Rooker’s injury took him out of the lineup and made him a spectator as UBC made a run to the Hardy Cup finals under the gritty generalship of his teammate and fellow Texan Derek Engel.
Tagovailoa’s injury came at a time when he was the consensus No. 1 overall pick in the upcoming 2020 NFL draft. History show, of course that he was eventually selected fifth overall by the Miami Dolphins.
Interestingly enough, both quarterbacks defied their timetables for return, with Rooker taking his first snap 315 days after his injury, and Tagovailoa his first some 338 days after his.
All of that aside, there is perhaps no other quarterback who has appreciated the journey that the Dolphins’ quarterback mounted to come back from that precise injury more than the Thunderbirds’ quarterback.
“To see his process, to see how he’s developed, and how he’s out there playing great football in the NFL… it’s been a huge inspiration to me,” Rooker explained. “He’s someone I look up to.”
WHY THE ROOKER FORMULAS IS MORE THAN MERE NUMBERS
The statistical ink is now dry on another coast-to-coast weekend of U SPORTS football in Canada, and on this football Sunday morning, taking a glance at the numbers as they pertain to the Renaissance season of Garrett Rooker is surely balm to the soul of UBC football fans in much the same way pivots of recent vintage like 2011 Hec Crighton winner Billy Greene and 2015 Vanier Cup champion Michael O’Connor have been. Here’s just some of Rooker’s accomplishments this season from the national perspective:
*No. 1 nationally in completion percentage at 79.2 %.
*No. 1 nationally in yards-per-attempt at 12.3 yards.
*No. 1 nationally in QB efficiency rating (at 211.7).
*No. 2 nationally in yards-per-game at 325.8.
All of that, suffice to say, goes a long way towards confirming the thought that somehow, 11 months removed from the same injury which, in 1991, brought a sudden and premature end to the career of then-Los Angeles Raiders running Bo Jackson, Rooker is indeed better than ever.
Yet on Friday night, there was a moment, which while having nothing to do with his numbers, seemed to cement it.
Just over five minutes before halftime, on first-and-goal from the Alberta five-yard line, Rooker took the snap and rolled hard to his right, gaining the edge as he turned down the sideline before diving airborne into the end zone to give the ‘Birds a 24-10 lead.
To the humble Rooker, it was not so much a show of courage after his injury, but more an homage to all of those who have helped him return to full-strength plus.
“When I am out there, I am not thinking of the injury,” he said. “I feel good. I feel great. The team around me, the physio team, the strength team. They have done a phenomenal job of getting me ready… so then it’s just me out there making plays, which is what I know how to do.”
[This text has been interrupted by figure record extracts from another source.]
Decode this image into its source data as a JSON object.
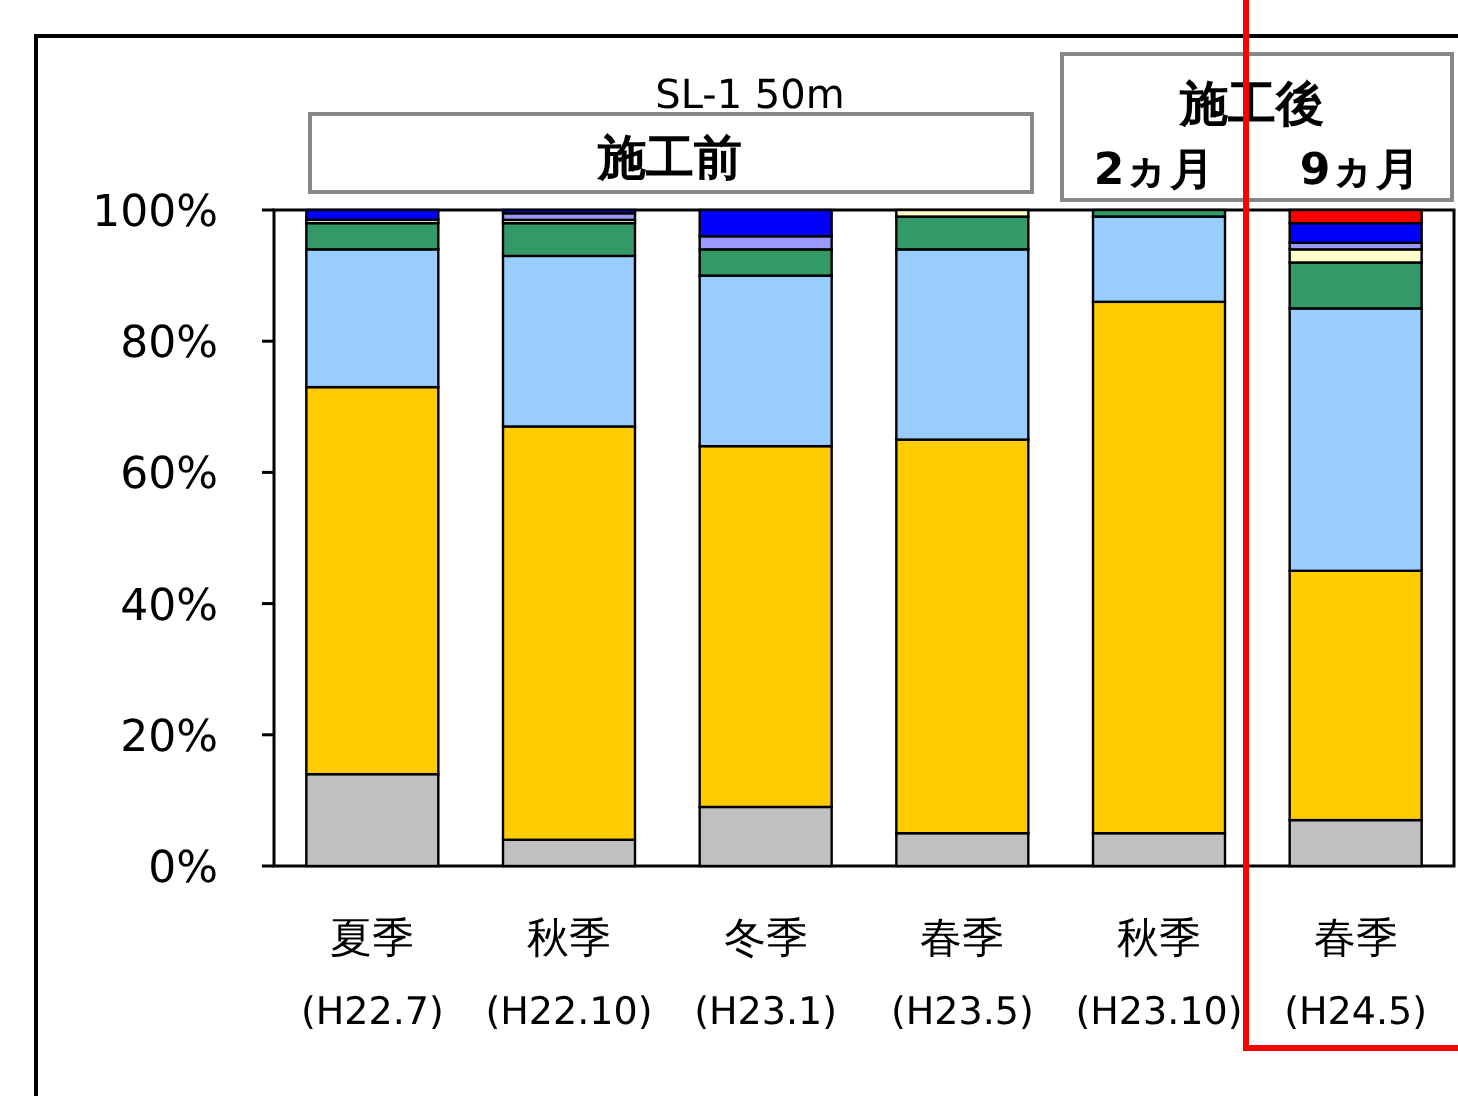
{
  "chart_data": {
    "type": "bar",
    "stacked": true,
    "title": "SL-1  50m",
    "annotations": [
      "施工前",
      "施工後",
      "2ヵ月",
      "9ヵ月"
    ],
    "categories": [
      "夏季\n(H22.7)",
      "秋季\n(H22.10)",
      "冬季\n(H23.1)",
      "春季\n(H23.5)",
      "秋季\n(H23.10)",
      "春季\n(H24.5)"
    ],
    "ylim": [
      0,
      100
    ],
    "yticks": [
      {
        "value": 0,
        "label": "0%"
      },
      {
        "value": 20,
        "label": "20%"
      },
      {
        "value": 40,
        "label": "40%"
      },
      {
        "value": 60,
        "label": "60%"
      },
      {
        "value": 80,
        "label": "80%"
      },
      {
        "value": 100,
        "label": "100%"
      }
    ],
    "grid": false,
    "series": [
      {
        "color": "#c0c0c0",
        "values": [
          14,
          4,
          9,
          5,
          5,
          7
        ]
      },
      {
        "color": "#ffcc00",
        "values": [
          59,
          63,
          55,
          60,
          81,
          38
        ]
      },
      {
        "color": "#99ccff",
        "values": [
          21,
          26,
          26,
          29,
          13,
          40
        ]
      },
      {
        "color": "#339966",
        "values": [
          4,
          5,
          4,
          5,
          1,
          7
        ]
      },
      {
        "color": "#ffffcc",
        "values": [
          0.5,
          0.5,
          0,
          1,
          0,
          2
        ]
      },
      {
        "color": "#9999ff",
        "values": [
          0,
          1,
          2,
          0,
          0,
          1
        ]
      },
      {
        "color": "#0000ff",
        "values": [
          1.5,
          0.5,
          4,
          0,
          0,
          3
        ]
      },
      {
        "color": "#ff0000",
        "values": [
          0,
          0,
          0,
          0,
          0,
          2
        ]
      }
    ]
  }
}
In most every instance, your QB-1 is the face of the team, and so in a season when so many football stars have seemingly aligned on the Point Grey campus, it’s not a stretch to say that the magnetic pull of Garrett Rooker is like good, old Sol, shining a light and keeping things bright.
“That touchdown was courageous,” UBC’s head coach Blake Nill confirmed. “That kid is going to get hit. He knows it.”
Nill then looks back to the off-season months where Rooker in re-hab/training was a seemingly omnipresent sight: “All summer long, the hardest worker on the team doing his rehab,” continued the coach, whose team will get its toughest road test of the season this Friday against the Saskatchewan Huskies. “You just have to credit Rooker for the kind of individual he is. Everyone (on the team) will surround Rooker.
“They recognize his commitment, his sacrifice, and now you know what? We are reaping the benefits of that.”
And for as long as he’s breaking the huddle on game days at Thunderbird Stadium, fans of UBC football will continue to hang on his every move.